Indexed addressing is used to specify an offset from a particular memory address, and is commonly used when working with arrays. The register containing the base address is wrapped in parenthesis as before. However, the number immediately preceding the parenthesis is added to the memory address. For example:

#
# Udemy.com
# MIPS Programming in Assembly Language
#

        .data
var1:   .byte 1
var2:   .byte 2

        .text
        la $t0, var1   # load the address of var1 into a temporary register.
        lb $t1, 1($t0) # loads the value from the address in $t0+1.
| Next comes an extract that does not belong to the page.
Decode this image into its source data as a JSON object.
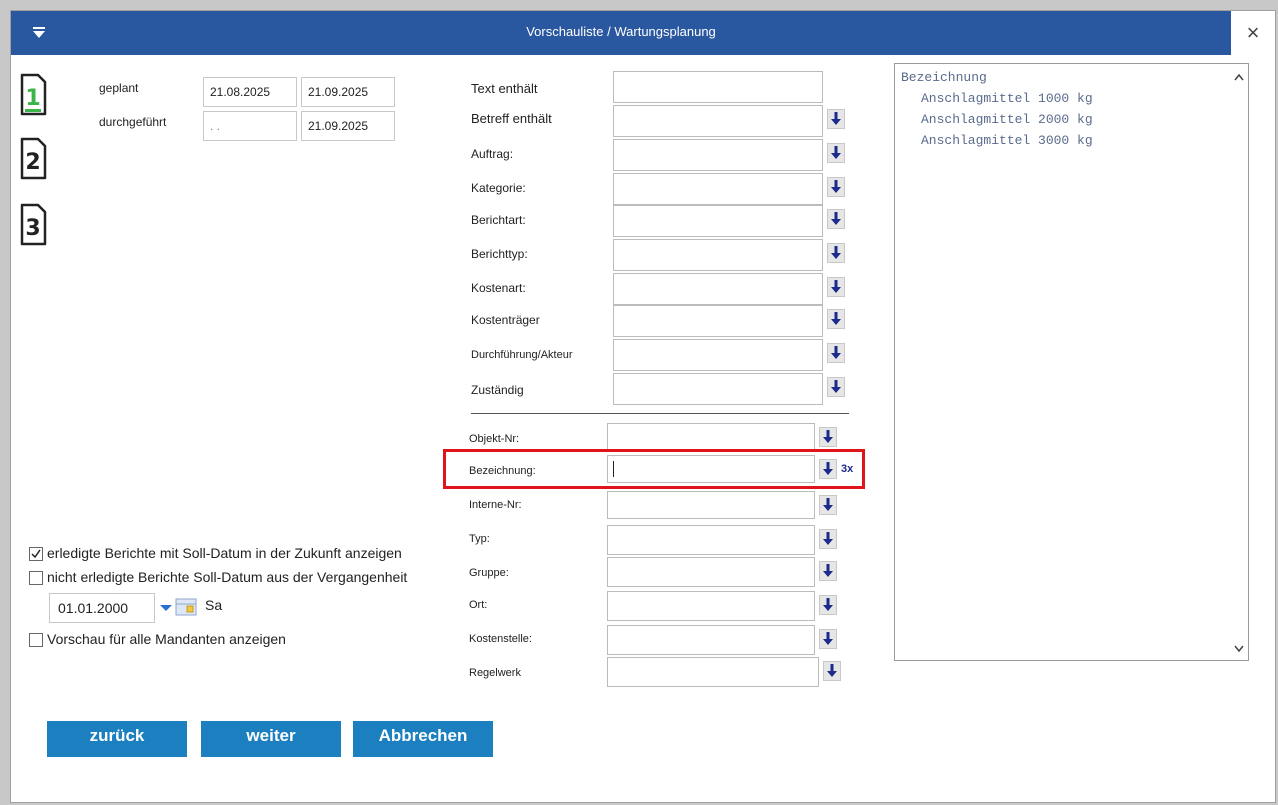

The code above loads the value 2 into $t1. 1($t0) moves to the byte after the starting address in $t0, and so the memory address used is now the same as the one used for var2.

Basic Arithmetic

Math instructions in MIPS are slightly different from those used on other processors, as most of the instructions require three “operands” (arguments). One of these specifies the register in which to store the result.

add $t0,$t1,$t2    # is the equivalent of $t0 = $t1 + $t2

The instructions that behave this way are:

  • add – adds two signed integers.
  • addi – adds an immediate value to a register.
  • addu – adds two unsigned integers.
  • sub – subtracts one integer from another.
  • subu – subtracts one unsigned integer from another.

Multiplication (mult) and division (div) are special cases because they must return a 64-bit value (in 32-bit MIPS) to ensure no loss of data. The result of the multiplication and division operations is stored in two special variables, hi and lo, and these can then be moved to other registers using the instructions mfhi and mflo. Both of these instructions take one operand: the name of the destination register.

Comparisons and Jumps

Making comparisons, and jumping to other parts of a program based on those comparisons, is known as branching. MIPS assembly language is unusual in that evaluating conditions is built-in to the instructions that perform the jump.

To make an unconditional jump to a defined label, you can use the instruction:

b target_label

The other branch instructions follow the same syntax as the beq instruction below:

beq $register, $register, target_label

beq branches to the target_label if the values stored in the two registers are equal.

The other comparison instructions are:

  • bne – branch if the two registers are not equal.
  • blt – branch if the first register is less than the second register.
  • ble – branch if the first register is less than or equal to the second register.
  • bgt – branch if the first register is greater than the second register.
  • bge – branch if the first register is greater than or equal to the second register.

Further Reading

There are a few notable absences from this introduction to assembly language on MIPS microprocessors. Before learning about subroutines, functions, syscalls, and using the stack, you should ensure that you have a good understanding of the basics introduced so far. You may also want to review how numbers are stored in binary in computer systems and converting from decimal, hexadecimal, and binary representations.